La cuestión es que la pena de muerte no disuade el crimen; solo perpetúa la lógica del castigo vengativo. Esta práctica es comparable con la ley del Talión: «ojo por ojo, diente por diente», que dota de autoridad trascendental a las normas de una sociedad desigual. Si queremos reducir el crimen, la tarea no es glorificar al verdugo, sino transformar las condiciones sociales que lo engendran.
El argumento de que la pena capital sirve como disuasivo ha sido ampliamente refutado por los datos. Comparaciones entre estados con y sin pena de muerte en EE.UU. muestran que las tasas de homicidio no disminuyen donde se aplica. Tampoco lo hacen al comparar países con realidades económicas y sociales similares.
Más preocupante aún es el riesgo –inevitable– de errores judiciales. Desde 1973, más de 190 personas condenadas a muerte han sido exoneradas en Estados Unidos. Personas como Sunny Jacobs, encerrada durante cinco años en el corredor de la muerte por un crimen que no cometió. O como Iwao Hakamada, en Japón, que pasó 45 años esperando su ejecución antes de que se demostrara su inocencia. Si un sistema puede condenar a inocentes, ¿cómo justificar que tenga poder para matarlos?
A esto se suma el dolor de las familias de las víctimas, que muchas veces se ven arrastradas a años de procesos judiciales, apelaciones y revictimizaciones. Algunas, como Marietta Jaeger-Lane, cuya hija fue secuestrada y asesinada, han levantado su voz contra la pena de muerte:
“Convertirnos en asesinos para castigar el asesinato insulta la memoria de nuestros seres queridos”.
La aplicación selectiva de la pena capital también revela sus sesgos de clase y raza. En Estados Unidos, los condenados a muerte son desproporcionadamente pobres y afroamericanos. No es casual que, en el caso de Mangione, el hecho de que su víctima fuese un alto ejecutivo de seguros haya motivado una intervención federal excepcional. El mensaje es claro: hay vidas que valen más que otras.

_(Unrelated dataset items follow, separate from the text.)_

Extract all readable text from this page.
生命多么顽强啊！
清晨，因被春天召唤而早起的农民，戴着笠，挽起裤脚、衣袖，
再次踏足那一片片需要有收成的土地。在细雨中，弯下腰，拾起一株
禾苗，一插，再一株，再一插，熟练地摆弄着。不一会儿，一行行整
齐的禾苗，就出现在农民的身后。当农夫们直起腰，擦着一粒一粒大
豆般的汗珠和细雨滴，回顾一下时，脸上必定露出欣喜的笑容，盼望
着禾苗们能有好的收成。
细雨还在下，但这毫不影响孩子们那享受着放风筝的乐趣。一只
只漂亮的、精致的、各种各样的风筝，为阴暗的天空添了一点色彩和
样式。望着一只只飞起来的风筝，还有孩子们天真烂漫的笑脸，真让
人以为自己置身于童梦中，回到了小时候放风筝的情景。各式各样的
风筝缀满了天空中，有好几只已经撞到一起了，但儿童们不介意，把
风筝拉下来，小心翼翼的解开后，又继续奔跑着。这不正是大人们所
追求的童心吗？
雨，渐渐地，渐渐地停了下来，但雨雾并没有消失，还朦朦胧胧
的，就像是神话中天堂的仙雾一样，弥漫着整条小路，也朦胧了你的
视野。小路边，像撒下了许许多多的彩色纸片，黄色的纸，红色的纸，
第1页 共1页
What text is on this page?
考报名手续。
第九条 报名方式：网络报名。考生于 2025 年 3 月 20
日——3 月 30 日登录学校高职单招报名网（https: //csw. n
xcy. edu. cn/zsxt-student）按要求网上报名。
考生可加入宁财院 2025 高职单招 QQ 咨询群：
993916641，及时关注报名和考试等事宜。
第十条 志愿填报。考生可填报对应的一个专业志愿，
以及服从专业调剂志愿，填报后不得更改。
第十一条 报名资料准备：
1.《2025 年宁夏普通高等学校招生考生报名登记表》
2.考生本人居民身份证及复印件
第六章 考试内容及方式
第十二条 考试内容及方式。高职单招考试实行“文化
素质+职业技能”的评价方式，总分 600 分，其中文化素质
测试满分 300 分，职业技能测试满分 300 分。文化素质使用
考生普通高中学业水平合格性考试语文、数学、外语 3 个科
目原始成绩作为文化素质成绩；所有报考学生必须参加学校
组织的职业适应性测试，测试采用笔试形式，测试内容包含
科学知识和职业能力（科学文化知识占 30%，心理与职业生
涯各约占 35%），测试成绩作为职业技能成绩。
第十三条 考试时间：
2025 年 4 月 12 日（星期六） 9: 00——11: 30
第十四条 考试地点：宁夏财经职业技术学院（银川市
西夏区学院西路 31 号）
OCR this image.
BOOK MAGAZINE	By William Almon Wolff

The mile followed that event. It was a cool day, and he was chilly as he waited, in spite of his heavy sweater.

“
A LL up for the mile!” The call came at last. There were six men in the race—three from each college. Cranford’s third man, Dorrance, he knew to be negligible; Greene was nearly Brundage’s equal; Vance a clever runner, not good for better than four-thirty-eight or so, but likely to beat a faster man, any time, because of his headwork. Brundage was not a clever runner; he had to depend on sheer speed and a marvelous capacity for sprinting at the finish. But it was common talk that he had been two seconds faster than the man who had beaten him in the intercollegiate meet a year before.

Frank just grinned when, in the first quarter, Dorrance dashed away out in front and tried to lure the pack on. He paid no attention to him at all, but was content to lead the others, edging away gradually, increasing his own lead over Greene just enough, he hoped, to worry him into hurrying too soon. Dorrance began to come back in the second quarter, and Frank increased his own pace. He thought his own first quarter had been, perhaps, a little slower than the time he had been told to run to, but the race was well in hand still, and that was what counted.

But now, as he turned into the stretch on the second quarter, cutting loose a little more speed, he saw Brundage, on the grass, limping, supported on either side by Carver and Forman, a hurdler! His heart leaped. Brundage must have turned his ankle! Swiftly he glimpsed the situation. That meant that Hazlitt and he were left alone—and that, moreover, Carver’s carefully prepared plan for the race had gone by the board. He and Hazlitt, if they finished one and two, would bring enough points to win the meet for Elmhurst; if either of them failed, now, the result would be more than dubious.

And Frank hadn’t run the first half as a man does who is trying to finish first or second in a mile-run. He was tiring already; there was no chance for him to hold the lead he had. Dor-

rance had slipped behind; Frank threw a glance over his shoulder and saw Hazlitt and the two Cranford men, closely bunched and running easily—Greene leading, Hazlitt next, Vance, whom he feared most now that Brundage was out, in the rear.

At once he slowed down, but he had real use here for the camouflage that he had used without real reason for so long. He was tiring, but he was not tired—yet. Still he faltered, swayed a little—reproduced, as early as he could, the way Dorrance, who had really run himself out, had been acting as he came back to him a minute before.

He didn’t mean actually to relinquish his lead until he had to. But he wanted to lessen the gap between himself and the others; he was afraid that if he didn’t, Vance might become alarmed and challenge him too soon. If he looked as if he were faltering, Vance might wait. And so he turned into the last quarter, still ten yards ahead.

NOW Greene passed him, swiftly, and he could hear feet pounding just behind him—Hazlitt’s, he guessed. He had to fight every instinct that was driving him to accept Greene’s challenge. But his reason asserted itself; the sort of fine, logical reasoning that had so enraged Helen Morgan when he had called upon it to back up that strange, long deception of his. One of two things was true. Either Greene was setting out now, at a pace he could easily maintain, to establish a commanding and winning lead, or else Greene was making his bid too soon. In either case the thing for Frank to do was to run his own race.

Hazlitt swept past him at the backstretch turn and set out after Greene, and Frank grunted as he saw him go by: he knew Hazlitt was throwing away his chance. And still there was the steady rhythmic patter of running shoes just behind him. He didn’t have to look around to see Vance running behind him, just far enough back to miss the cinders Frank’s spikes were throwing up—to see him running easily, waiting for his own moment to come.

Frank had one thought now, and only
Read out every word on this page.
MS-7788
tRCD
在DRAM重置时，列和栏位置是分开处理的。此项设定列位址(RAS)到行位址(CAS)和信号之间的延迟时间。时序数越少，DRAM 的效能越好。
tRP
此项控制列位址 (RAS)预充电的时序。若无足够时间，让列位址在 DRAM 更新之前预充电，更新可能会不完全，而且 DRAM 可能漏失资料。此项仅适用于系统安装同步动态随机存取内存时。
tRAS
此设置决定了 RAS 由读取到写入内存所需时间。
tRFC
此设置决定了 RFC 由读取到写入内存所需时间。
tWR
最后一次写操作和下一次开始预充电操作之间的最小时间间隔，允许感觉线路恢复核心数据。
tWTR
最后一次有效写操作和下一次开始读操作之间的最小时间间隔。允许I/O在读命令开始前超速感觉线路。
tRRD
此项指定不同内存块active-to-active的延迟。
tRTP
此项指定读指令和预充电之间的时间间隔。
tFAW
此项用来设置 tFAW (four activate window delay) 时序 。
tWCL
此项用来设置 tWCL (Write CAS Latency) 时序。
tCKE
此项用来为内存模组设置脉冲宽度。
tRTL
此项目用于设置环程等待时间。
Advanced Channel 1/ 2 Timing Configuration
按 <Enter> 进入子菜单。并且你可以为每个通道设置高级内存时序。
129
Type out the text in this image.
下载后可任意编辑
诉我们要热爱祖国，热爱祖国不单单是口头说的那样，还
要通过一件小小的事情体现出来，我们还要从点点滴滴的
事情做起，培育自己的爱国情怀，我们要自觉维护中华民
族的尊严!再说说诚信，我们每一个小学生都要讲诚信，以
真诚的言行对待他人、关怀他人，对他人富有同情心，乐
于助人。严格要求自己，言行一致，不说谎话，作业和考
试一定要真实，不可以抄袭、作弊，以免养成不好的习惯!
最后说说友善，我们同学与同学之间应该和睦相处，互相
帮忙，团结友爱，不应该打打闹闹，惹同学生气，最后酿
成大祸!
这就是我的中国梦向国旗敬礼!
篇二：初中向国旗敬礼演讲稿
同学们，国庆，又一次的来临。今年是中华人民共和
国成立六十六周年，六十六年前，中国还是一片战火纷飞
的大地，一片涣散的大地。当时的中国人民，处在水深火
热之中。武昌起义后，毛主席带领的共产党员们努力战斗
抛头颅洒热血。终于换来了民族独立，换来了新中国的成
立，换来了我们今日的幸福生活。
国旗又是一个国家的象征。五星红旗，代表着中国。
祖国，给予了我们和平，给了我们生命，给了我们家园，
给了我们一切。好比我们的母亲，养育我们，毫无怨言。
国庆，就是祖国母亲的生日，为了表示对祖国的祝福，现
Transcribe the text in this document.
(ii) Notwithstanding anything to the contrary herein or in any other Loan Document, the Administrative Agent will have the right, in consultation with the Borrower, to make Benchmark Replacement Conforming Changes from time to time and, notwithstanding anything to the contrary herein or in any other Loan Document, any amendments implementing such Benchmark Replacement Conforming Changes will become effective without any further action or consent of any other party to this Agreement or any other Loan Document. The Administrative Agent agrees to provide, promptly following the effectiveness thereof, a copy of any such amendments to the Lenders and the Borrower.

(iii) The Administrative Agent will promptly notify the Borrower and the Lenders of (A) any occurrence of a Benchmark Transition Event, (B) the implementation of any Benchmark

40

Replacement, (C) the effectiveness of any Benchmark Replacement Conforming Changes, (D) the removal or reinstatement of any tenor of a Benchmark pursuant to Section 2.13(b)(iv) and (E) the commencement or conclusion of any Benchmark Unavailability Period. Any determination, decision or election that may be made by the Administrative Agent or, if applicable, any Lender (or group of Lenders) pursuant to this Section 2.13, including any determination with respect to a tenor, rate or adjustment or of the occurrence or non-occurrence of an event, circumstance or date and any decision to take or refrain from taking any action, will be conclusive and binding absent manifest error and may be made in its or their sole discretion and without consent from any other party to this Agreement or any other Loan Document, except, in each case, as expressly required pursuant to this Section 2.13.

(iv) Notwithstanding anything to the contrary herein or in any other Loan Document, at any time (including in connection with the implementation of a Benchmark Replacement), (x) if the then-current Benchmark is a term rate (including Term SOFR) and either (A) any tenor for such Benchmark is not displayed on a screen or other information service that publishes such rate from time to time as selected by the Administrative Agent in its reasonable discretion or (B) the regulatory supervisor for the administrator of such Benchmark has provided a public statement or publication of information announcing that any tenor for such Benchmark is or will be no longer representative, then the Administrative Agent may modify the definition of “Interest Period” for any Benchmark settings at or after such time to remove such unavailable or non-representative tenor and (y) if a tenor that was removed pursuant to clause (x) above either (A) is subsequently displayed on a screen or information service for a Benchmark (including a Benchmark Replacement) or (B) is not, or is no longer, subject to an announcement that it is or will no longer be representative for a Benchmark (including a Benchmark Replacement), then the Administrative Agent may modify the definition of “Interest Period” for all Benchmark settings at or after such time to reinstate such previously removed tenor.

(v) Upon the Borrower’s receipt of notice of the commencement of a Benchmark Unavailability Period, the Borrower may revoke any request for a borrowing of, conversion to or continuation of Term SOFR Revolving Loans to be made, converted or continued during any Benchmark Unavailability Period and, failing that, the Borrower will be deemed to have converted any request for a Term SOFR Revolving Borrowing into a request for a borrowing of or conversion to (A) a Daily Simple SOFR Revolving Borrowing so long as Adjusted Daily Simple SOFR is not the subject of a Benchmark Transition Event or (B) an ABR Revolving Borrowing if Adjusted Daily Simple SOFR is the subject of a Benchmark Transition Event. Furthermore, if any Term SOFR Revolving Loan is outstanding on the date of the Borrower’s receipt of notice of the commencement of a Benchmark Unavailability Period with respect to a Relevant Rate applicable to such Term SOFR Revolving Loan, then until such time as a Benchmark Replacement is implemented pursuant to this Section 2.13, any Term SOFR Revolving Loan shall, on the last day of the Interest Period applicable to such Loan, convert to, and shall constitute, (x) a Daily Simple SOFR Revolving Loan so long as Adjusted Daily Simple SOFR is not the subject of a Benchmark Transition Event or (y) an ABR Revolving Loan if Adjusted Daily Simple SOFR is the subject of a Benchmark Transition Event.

“LA RESPUESTA AL DOLOR SOCIAL NO PUEDE SER MÁS SANGRE, SINO TRANSFORMACIÓN.”
La pena de muerte no resuelve los problemas que dice combatir. No disuade, no cura, no da justicia verdadera. Es un acto ritual de violencia institucional que perpetúa el sufrimiento y la desigualdad. Como apuntaba J.D. Bernal, un científico marxista británico, en su crítica a la instrumentalización de la ciencia y la técnica por parte del Estado, una sociedad verdaderamente racional y emancipada debe prescindir de prácticas bárbaras, incluso si estas son legales.
Frente a esto, la izquierda debe reafirmar una postura clara: la justicia no puede construirse sobre la sangre fría del Estado. La lucha por una sociedad más justa pasa por abolir la pena de muerte, transformar el sistema penal y, sobre todo, erradicar las condiciones sociales que empujan a muchos al abismo de la desesperación.
La pena de muerte no es, pues, solo un error moral, es un fracaso político. En lugar de intentar disciplinar a la sociedad mediante el miedo, debemos apuntar a cambiarla desde la raíz. Solo entonces podremos hablar de verdadera justicia.